Development of intelligent hot forging tools with increased wear resistance by cyclic edge-zone hardening
|authors:||Golovko, O.; Puppa, J.; Nürnberger, F.; Rodman, D.; Maier, H. J.; Behrens, B.-A.|
|publication:||Proceedings of the 10th TOOL Conference, Bratislava, October 4th to 7th, 2016, pp. 291-300|
Tools used for hot forging are subjected to severe process related thermal, mechanical, tribological, and chemical loads, which usually interfere with each other. The present study aims at developing an inherent system for wear protection tools used in hot forging processes. Therefore, the chemical composition of a hot working tool steel is modified in such a way that the austenite start temperature Ac1b is decreased significantly by adding suited alloying elements.
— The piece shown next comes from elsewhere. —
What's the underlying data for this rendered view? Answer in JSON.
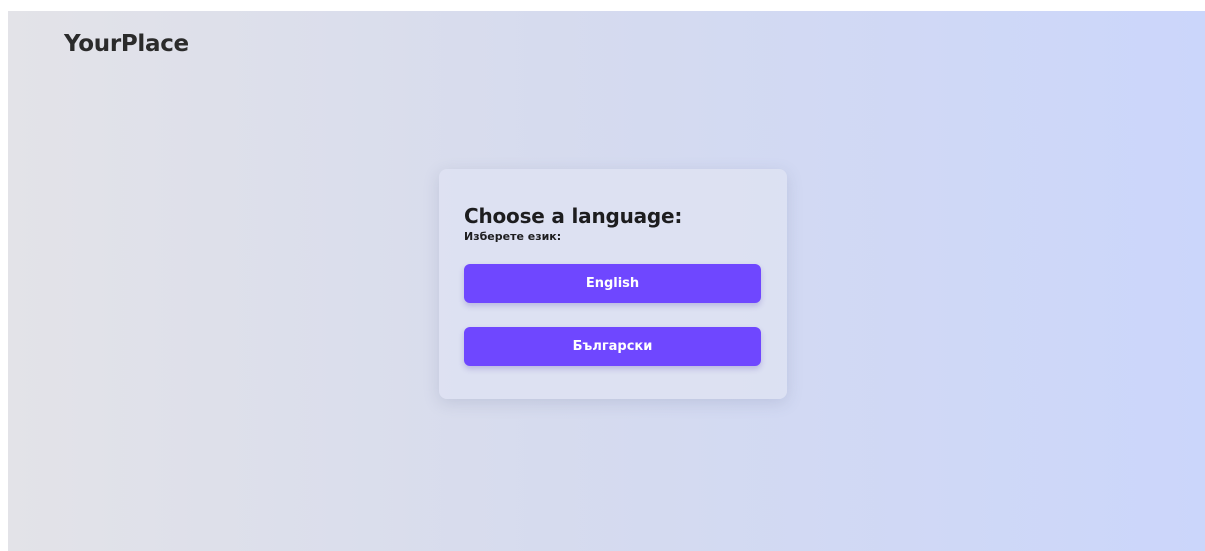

The development started with alloying concepts based on a hot working tool steel along with additional elements used to stabilize the austenite. In comparison to the initial alloy it is possible to reduce the Ac1b-temperature significantly by alloying with manganese, nickel and cobalt. For example adding a mass fraction of 3.9 % manganese and 1.8 % nickel caused a reduction of the Ac1b-temperature by 128 °C. The effect of additional alloying elements was tested regarding the mechanical properties, the wear characteristics and the cyclic hardening effect of the tool steel. An alloy with 2.0 % manganese and 1.6 % nickel was chosen for further industrial tests. Serial hot forging tests were carried out with tools in the form of a punch on an automatic multi-station press with horizontal ram movement. Tools were tested with and without nitration. The use of a nitrided punch made of the modified steel extended the tool life up to 133 %. For the process investigated the wear resistance was successfully increased by cyclic edge-zone hardening using the newly developed hot forging tool steel in combination with a nitriding treatment.